Consolidated net profit for the quarter ended June 30 fell to Rs 167 crore. Analysts have an average prediction of Rs 225 crore, according to Refinitiv IBES data, cited in a Reuters report.
During the same period last year, the company's profit of Rs 317 crore was boosted by a deferred tax profit of Rs 155 crore.
Apollo, best known for overseeing more than 73 private hospitals, pharmacies, and diagnostic clinics across India, revealed that its operating revenue has grown by more than 16%, reaching Rs 4,418 crore. While its hospitals, which accounted for 52% of total revenue, grew by nearly 14%, the pharmaceutical and digital health division, which accounts for nearly 41% of Apollo's revenue, reported an opening loss. wide at Rs 830 million, compared with Rs 46 crore the previous year.

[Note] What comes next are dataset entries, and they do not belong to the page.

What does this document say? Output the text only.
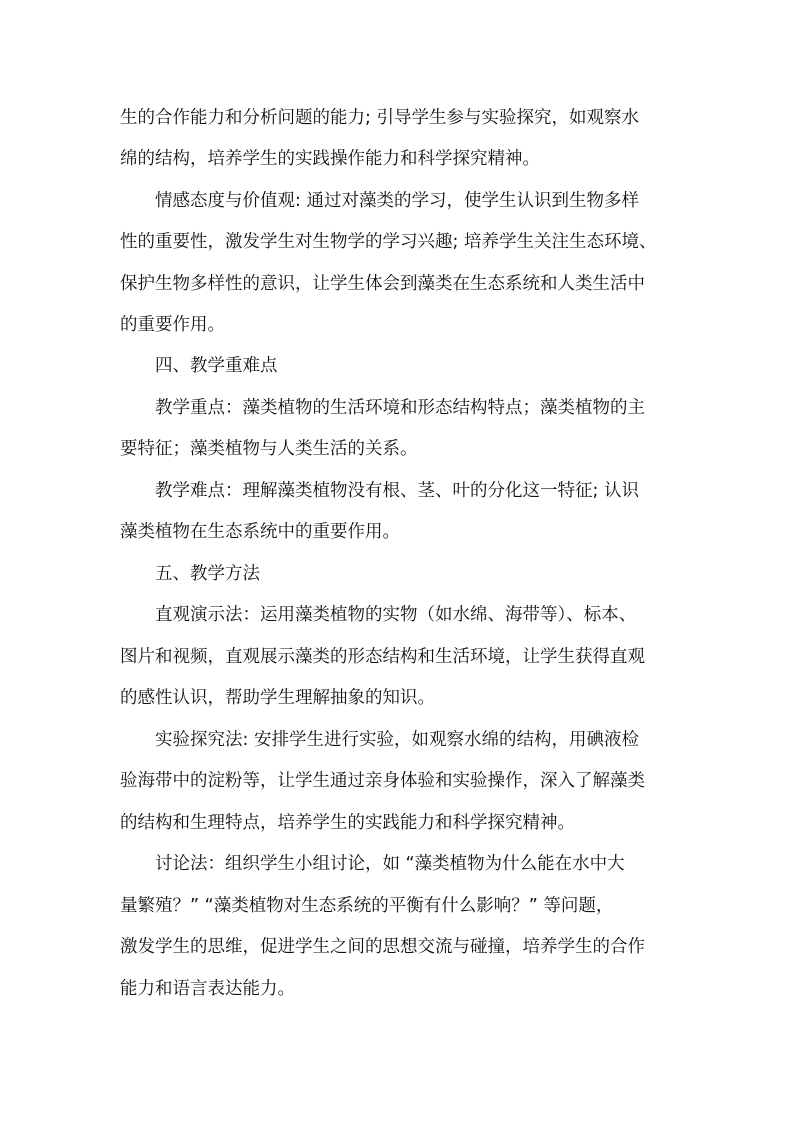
生的合作能力和分析问题的能力; 引导学生参与实验探究，如观察水
绵的结构，培养学生的实践操作能力和科学探究精神。
情感态度与价值观: 通过对藻类的学习，使学生认识到生物多样
性的重要性，激发学生对生物学的学习兴趣; 培养学生关注生态环境、
保护生物多样性的意识，让学生体会到藻类在生态系统和人类生活中
的重要作用。
四、教学重难点
教学重点：藻类植物的生活环境和形态结构特点；藻类植物的主
要特征；藻类植物与人类生活的关系。
教学难点：理解藻类植物没有根、茎、叶的分化这一特征; 认识
藻类植物在生态系统中的重要作用。
五、教学方法
直观演示法：运用藻类植物的实物（如水绵、海带等）、标本、
图片和视频，直观展示藻类的形态结构和生活环境，让学生获得直观
的感性认识，帮助学生理解抽象的知识。
实验探究法: 安排学生进行实验，如观察水绵的结构，用碘液检
验海带中的淀粉等，让学生通过亲身体验和实验操作，深入了解藻类
的结构和生理特点，培养学生的实践能力和科学探究精神。
讨论法：组织学生小组讨论，如 “藻类植物为什么能在水中大
量繁殖？” “藻类植物对生态系统的平衡有什么影响？” 等问题，
激发学生的思维，促进学生之间的思想交流与碰撞，培养学生的合作
能力和语言表达能力。
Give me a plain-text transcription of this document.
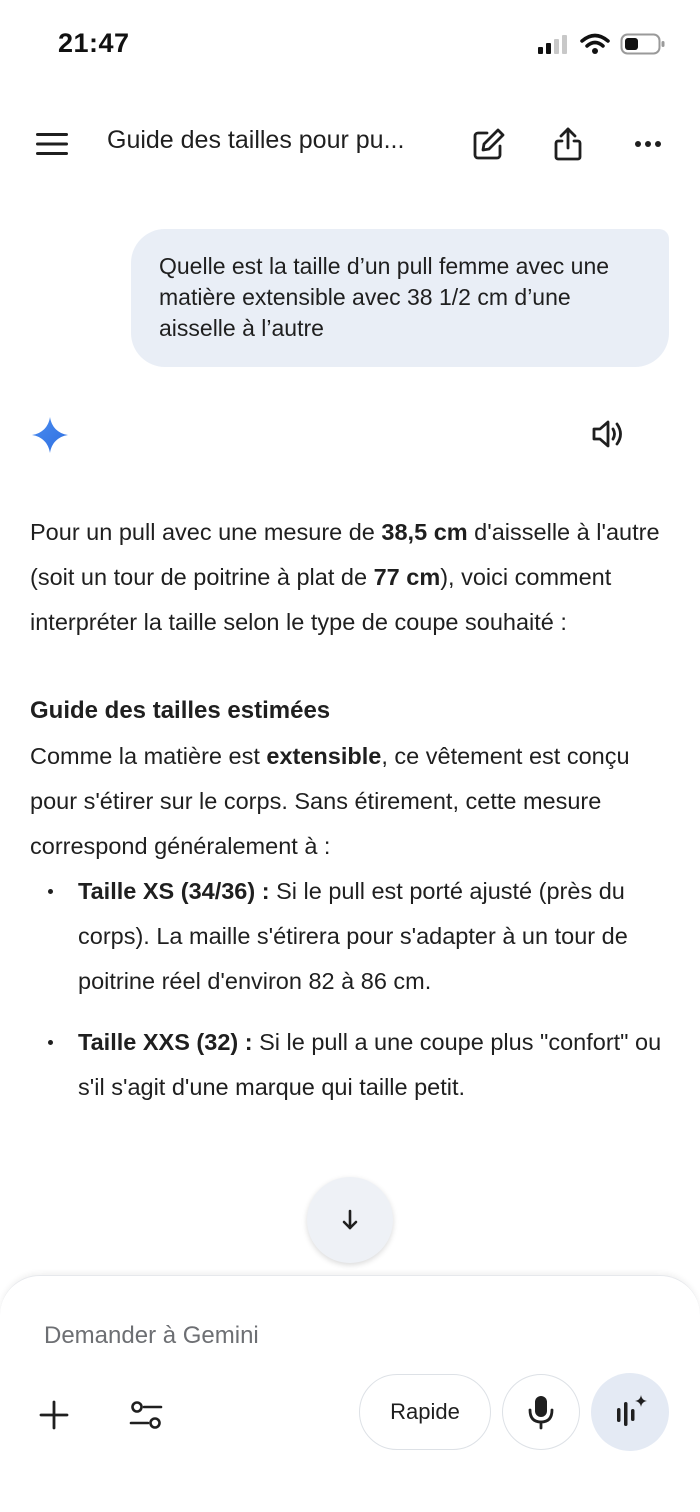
21:47
Guide des tailles pour pu...
Quelle est la taille d’un pull femme avec une matière extensible avec 38 1/2 cm d’une aisselle à l’autre

Pour un pull avec une mesure de 38,5 cm d'aisselle à l'autre (soit un tour de poitrine à plat de 77 cm), voici comment interpréter la taille selon le type de coupe souhaité :

Guide des tailles estimées

Comme la matière est extensible, ce vêtement est conçu pour s'étirer sur le corps. Sans étirement, cette mesure correspond généralement à :

Taille XS (34/36) : Si le pull est porté ajusté (près du corps). La maille s'étirera pour s'adapter à un tour de poitrine réel d'environ 82 à 86 cm.
Taille XXS (32) : Si le pull a une coupe plus "confort" ou s'il s'agit d'une marque qui taille petit.
Demander à Gemini
Rapide
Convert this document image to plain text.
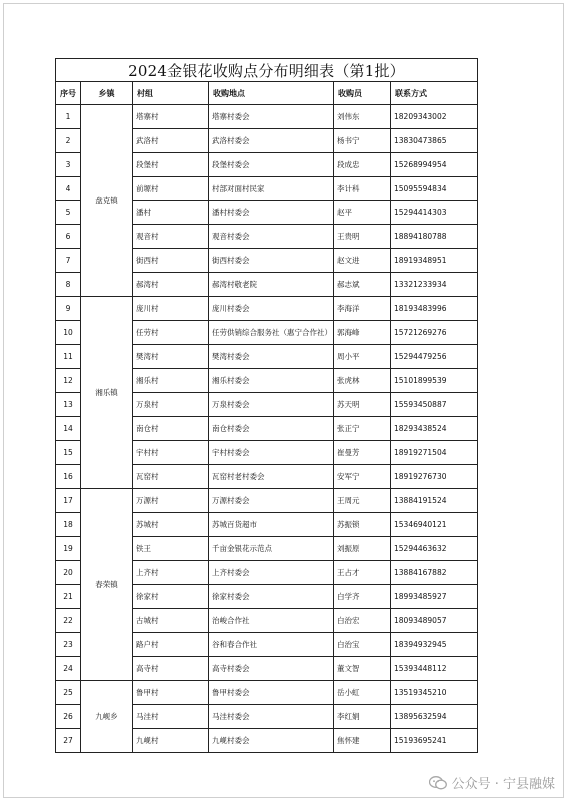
2024金银花收购点分布明细表（第1批）					
序号	乡镇	村组	收购地点	收购员	联系方式
1	盘克镇	塔寨村	塔寨村委会	刘伟东	18209343002
2		武洛村	武洛村委会	杨书宁	13830473865
3		段堡村	段堡村委会	段成忠	15268994954
4		前塬村	村部对面村民家	李计科	15095594834
5		潘村	潘村村委会	赵平	15294414303
6		观音村	观音村委会	王贵明	18894180788
7		街西村	街西村委会	赵文进	18919348951
8		郝湾村	郝湾村敬老院	郝志斌	13321233934
9	湘乐镇	庞川村	庞川村委会	李海洋	18193483996
10		任劳村	任劳供销综合服务社（惠宁合作社）	郭海峰	15721269276
11		樊湾村	樊湾村委会	周小平	15294479256
12		湘乐村	湘乐村委会	张虎林	15101899539
13		万泉村	万泉村委会	苏天明	15593450887
14		南仓村	南仓村委会	张正宁	18293438524
15		宇村村	宇村村委会	崔曼芳	18919271504
16		瓦窑村	瓦窑村老村委会	安军宁	18919276730
17	春荣镇	万源村	万源村委会	王周元	13884191524
18		苏城村	苏城百货超市	苏振锁	15346940121
19		铁王	千亩金银花示范点	刘振原	15294463632
20		上齐村	上齐村委会	王占才	13884167882
21		徐家村	徐家村委会	白学齐	18993485927
22		古城村	治峻合作社	白治宏	18093489057
23		路户村	谷和春合作社	白治宝	18394932945
24		高寺村	高寺村委会	董文智	15393448112
25	九岘乡	鲁甲村	鲁甲村委会	岳小虹	13519345210
26		马洼村	马洼村委会	李红娟	13895632594
27		九岘村	九岘村委会	焦怀建	15193695241
公众号 · 宁县融媒
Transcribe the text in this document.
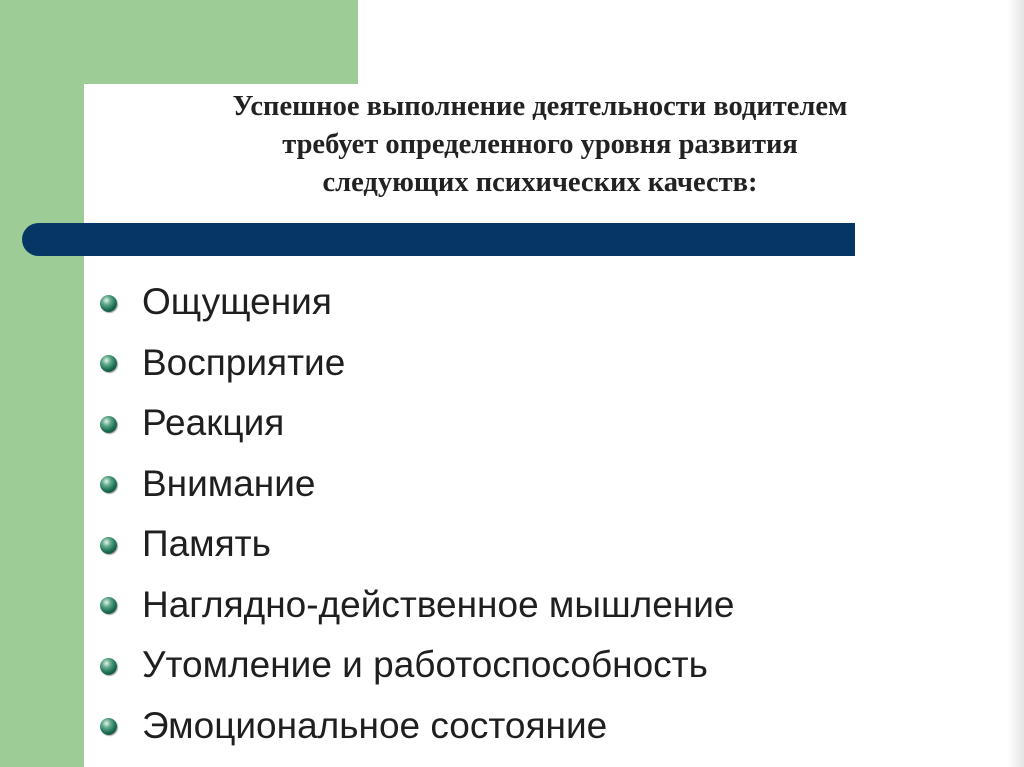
Успешное выполнение деятельности водителем
требует определенного уровня развития
следующих психических качеств:
Ощущения
Восприятие
Реакция
Внимание
Память
Наглядно-действенное мышление
Утомление и работоспособность
Эмоциональное состояние
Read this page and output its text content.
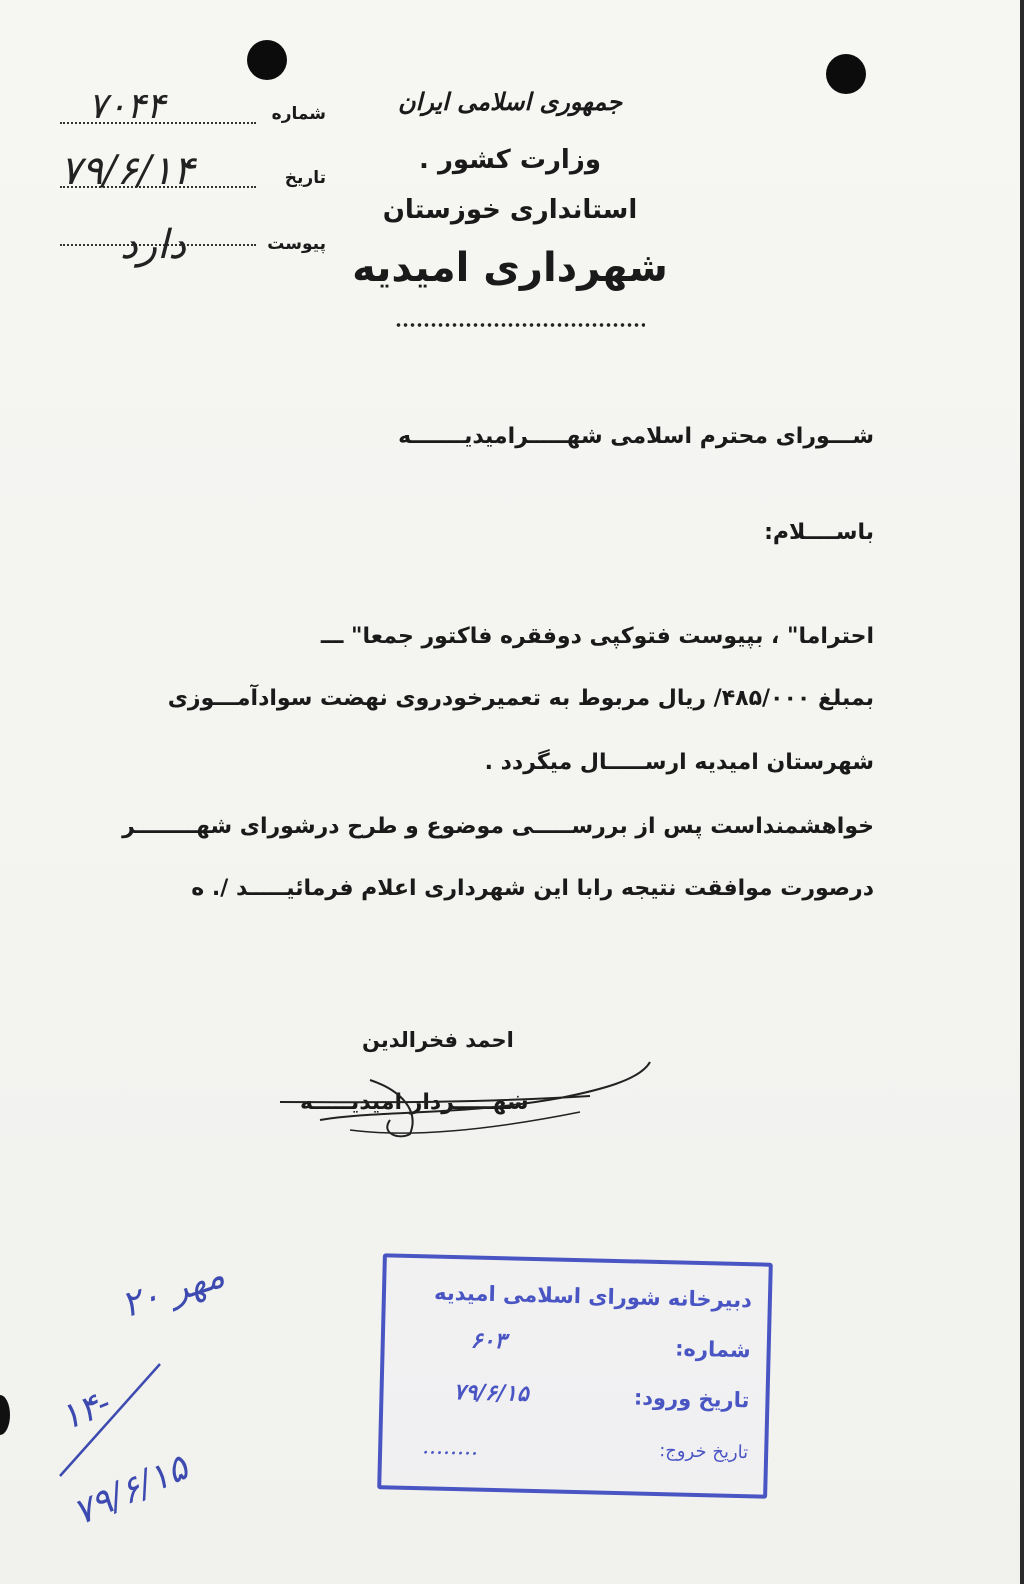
جمهوری اسلامی ایران
وزارت کشور .
استانداری خوزستان
شهرداری امیدیه
شماره
۷۰۴۴
تاریخ
۷۹/۶/۱۴
پیوست
دارد
شـــورای محترم اسلامی شهـــــرامیدیـــــــه
باســــلام:
احتراما" ، بپیوست فتوکپی دوفقره فاکتور جمعا" ـــ
بمبلغ ۴۸۵/۰۰۰/ ریال مربوط به تعمیرخودروی نهضت سوادآمـــوزی
شهرستان امیدیه ارســـــال میگردد .
خواهشمنداست پس از بررســـــی موضوع و طرح درشورای شهــــــــر
درصورت موافقت نتیجه رابا این شهرداری اعلام فرمائیـــــد /. ه
احمد فخرالدین
شهـــــردار امیدیـــــه
دبیرخانه شورای اسلامی امیدیه
شماره:
۶۰۳
تاریخ ورود:
۷۹/۶/۱۵
تاریخ خروج:
........
۲۰ مهر
۱۴-
۷۹/۶/۱۵
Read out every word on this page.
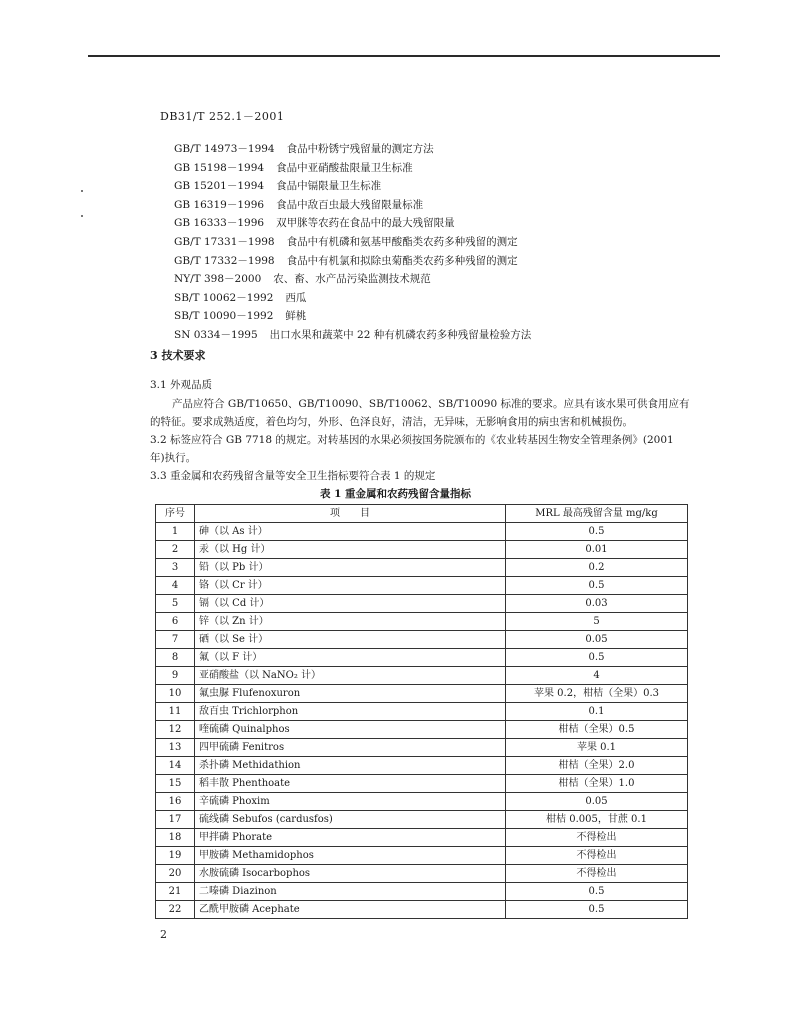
DB31/T 252.1－2001
GB/T 14973－1994 食品中粉锈宁残留量的测定方法
GB 15198－1994 食品中亚硝酸盐限量卫生标准
GB 15201－1994 食品中镉限量卫生标准
GB 16319－1996 食品中敌百虫最大残留限量标准
GB 16333－1996 双甲脒等农药在食品中的最大残留限量
GB/T 17331－1998 食品中有机磷和氨基甲酸酯类农药多种残留的测定
GB/T 17332－1998 食品中有机氯和拟除虫菊酯类农药多种残留的测定
NY/T 398－2000 农、畜、水产品污染监测技术规范
SB/T 10062－1992 西瓜
SB/T 10090－1992 鲜桃
SN 0334－1995 出口水果和蔬菜中 22 种有机磷农药多种残留量检验方法
3 技术要求
3.1 外观品质
产品应符合 GB/T10650、GB/T10090、SB/T10062、SB/T10090 标准的要求。应具有该水果可供食用应有的特征。要求成熟适度，着色均匀，外形、色泽良好，清洁，无异味，无影响食用的病虫害和机械损伤。
3.2 标签应符合 GB 7718 的规定。对转基因的水果必须按国务院颁布的《农业转基因生物安全管理条例》(2001 年)执行。
3.3 重金属和农药残留含量等安全卫生指标要符合表 1 的规定
表 1 重金属和农药残留含量指标
序号	项　　目	MRL 最高残留含量 mg/kg
1	砷（以 As 计）	0.5
2	汞（以 Hg 计）	0.01
3	铅（以 Pb 计）	0.2
4	铬（以 Cr 计）	0.5
5	镉（以 Cd 计）	0.03
6	锌（以 Zn 计）	5
7	硒（以 Se 计）	0.05
8	氟（以 F 计）	0.5
9	亚硝酸盐（以 NaNO₂ 计）	4
10	氟虫脲 Flufenoxuron	苹果 0.2，柑桔（全果）0.3
11	敌百虫 Trichlorphon	0.1
12	喹硫磷 Quinalphos	柑桔（全果）0.5
13	四甲硫磷 Fenitros	苹果 0.1
14	杀扑磷 Methidathion	柑桔（全果）2.0
15	稻丰散 Phenthoate	柑桔（全果）1.0
16	辛硫磷 Phoxim	0.05
17	硫线磷 Sebufos (cardusfos)	柑桔 0.005，甘蔗 0.1
18	甲拌磷 Phorate	不得检出
19	甲胺磷 Methamidophos	不得检出
20	水胺硫磷 Isocarbophos	不得检出
21	二嗪磷 Diazinon	0.5
22	乙酰甲胺磷 Acephate	0.5
2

Aiming to rein in spending, the Chennai-based hospital chain aims to transform the pharmaceutical division into a profitable business by the end of fiscal 2024, as its chief financial officer told the news agency. Reuters last year.
In addition, the company's diagnostics business also suffered an increasingly large loss, stretching to Rs 15 billion due to no COVID-related revenue compared to Rs 60 billion a year ago.
Detailing the financial landscape, the company explained that total spending, including those related to purchases in its operating sector, increased by 18%, as disclosed on Friday.
Shares of Apollo fell as much as 2.3% after the results before covering some of the losses to end a 0.7% drop.